Segundo ele, empresários estão dispostos a investir “bilhões”, que gerariam
empregos na região.
— Não vou dizer (quais são esses grupos). São conglomerados de países —
afirmou, sinalizando, em seguida, que investidores de Emirados Árabes, Japão e
Israel já teriam demonstrado interesse.
O desempenho no exterior de Eduardo Bolsonaro, seu filho deputado federal,
é o assunto que mais o deixa, visivelmente, satisfeito. Para o presidente, cabe
aos senadores aprovarem Eduardo como embaixador do Brasil nos Estados Unidos,
mas ele está certo que o elogio feito ontem pelo presidente americano, Donald
Trump, o ajudará a conquistar os votos.
— A decisão é do Senado. Acho que a declaração do Trump hoje ajuda —
disse.
Bolsonaro confirmou que está em franca aproximação com o presidente da
Bolívia, Evo Morales, como visto durante a Cúpula do Mercosul, em Santa Fé, na
Argentina, há duas semanas. Disse que o mandatário boliviano sorriu para ele, o
que não tinha acontecido nem mesmo quando esteve em sua posse em janeiro.
Afirmou ainda que os dois países buscam aproximação e que Morales demonstrou
interesse em comprar um avião KC-390 da Embraer.
Quem manda
Questionado se a mudança de Morales não demonstra um caráter pragmático,
que se adapta de acordo com as circunstâncias, Bolsonaro defendeu o boliviano.
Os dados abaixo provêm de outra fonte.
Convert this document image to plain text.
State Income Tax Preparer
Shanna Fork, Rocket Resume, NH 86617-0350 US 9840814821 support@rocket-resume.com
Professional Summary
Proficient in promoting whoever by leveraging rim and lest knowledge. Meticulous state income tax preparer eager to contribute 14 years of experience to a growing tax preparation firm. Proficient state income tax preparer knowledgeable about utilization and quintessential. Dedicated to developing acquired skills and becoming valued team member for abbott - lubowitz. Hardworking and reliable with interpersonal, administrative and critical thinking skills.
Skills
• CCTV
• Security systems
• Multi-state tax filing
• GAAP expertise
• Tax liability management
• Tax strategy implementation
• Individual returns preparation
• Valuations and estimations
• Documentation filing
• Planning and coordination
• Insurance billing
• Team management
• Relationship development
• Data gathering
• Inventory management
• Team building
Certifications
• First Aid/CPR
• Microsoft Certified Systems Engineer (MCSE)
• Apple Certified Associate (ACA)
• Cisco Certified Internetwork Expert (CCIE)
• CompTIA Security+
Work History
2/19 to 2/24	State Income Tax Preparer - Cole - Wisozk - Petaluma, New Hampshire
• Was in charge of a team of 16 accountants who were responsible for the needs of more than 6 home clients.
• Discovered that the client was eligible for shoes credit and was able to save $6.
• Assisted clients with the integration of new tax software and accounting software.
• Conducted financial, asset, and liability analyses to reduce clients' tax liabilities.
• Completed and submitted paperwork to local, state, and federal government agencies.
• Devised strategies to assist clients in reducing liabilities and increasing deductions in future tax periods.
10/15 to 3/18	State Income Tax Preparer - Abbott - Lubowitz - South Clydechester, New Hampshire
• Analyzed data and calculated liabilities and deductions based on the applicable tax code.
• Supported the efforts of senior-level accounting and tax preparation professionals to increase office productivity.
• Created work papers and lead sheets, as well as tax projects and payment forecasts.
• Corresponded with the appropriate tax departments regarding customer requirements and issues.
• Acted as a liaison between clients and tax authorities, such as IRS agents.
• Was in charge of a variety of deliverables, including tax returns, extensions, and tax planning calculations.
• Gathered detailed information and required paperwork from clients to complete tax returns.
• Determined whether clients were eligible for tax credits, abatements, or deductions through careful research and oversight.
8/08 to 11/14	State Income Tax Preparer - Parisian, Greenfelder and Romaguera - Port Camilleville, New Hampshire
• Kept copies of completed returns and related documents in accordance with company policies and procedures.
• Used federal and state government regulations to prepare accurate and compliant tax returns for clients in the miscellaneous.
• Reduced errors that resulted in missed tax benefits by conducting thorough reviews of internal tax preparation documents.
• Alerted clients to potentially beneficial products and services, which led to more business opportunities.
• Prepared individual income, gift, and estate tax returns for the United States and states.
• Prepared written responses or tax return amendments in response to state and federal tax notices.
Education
— Não. Como eu disse hoje, todo mundo evolui — conta Bolsonaro, que usou
Morales como exemplo para defender a sua tese contra as reservas indígenas. —
Se na Bolívia um índio pode ser presidente, por que aqui tem que ficar
confinado em uma uma área?
Nos quase 15 minutos de conversa, Bolsonaro deixou claro que quem manda
é ele. O presidente tem uma agenda hoje de manhã em Anápolis (GO). A reportagem
questionou, então, se ele pararia, como já vez em outra ocasião, para almoçar
com caminhoneiros em uma rodovia. Um assessor disse que não, mas Bolsonaro o
interrompeu:
— Não está previsto, mas, se tiver algo, eu aviso e muda na hora —
justificou, confirmando que dá trabalho à equipe que cuida de sua proteção,
subordinada ao Gabinete de Segurança Institucional (GSI).
Bolsonaro encerrou a conversa quando os participantes da próxima reunião,
incluindo o ministro Jorge Oliveira (Secretaria-Geral), entraram no gabinete.
Secretário de Comunicação, Fábio Wajngarten pediu que fosse feita uma
foto da conversa.
— Não precisa. Não vou constrangê-la — disse o presidente, recebendo de
volta a caneta Bic emprestada à repórter.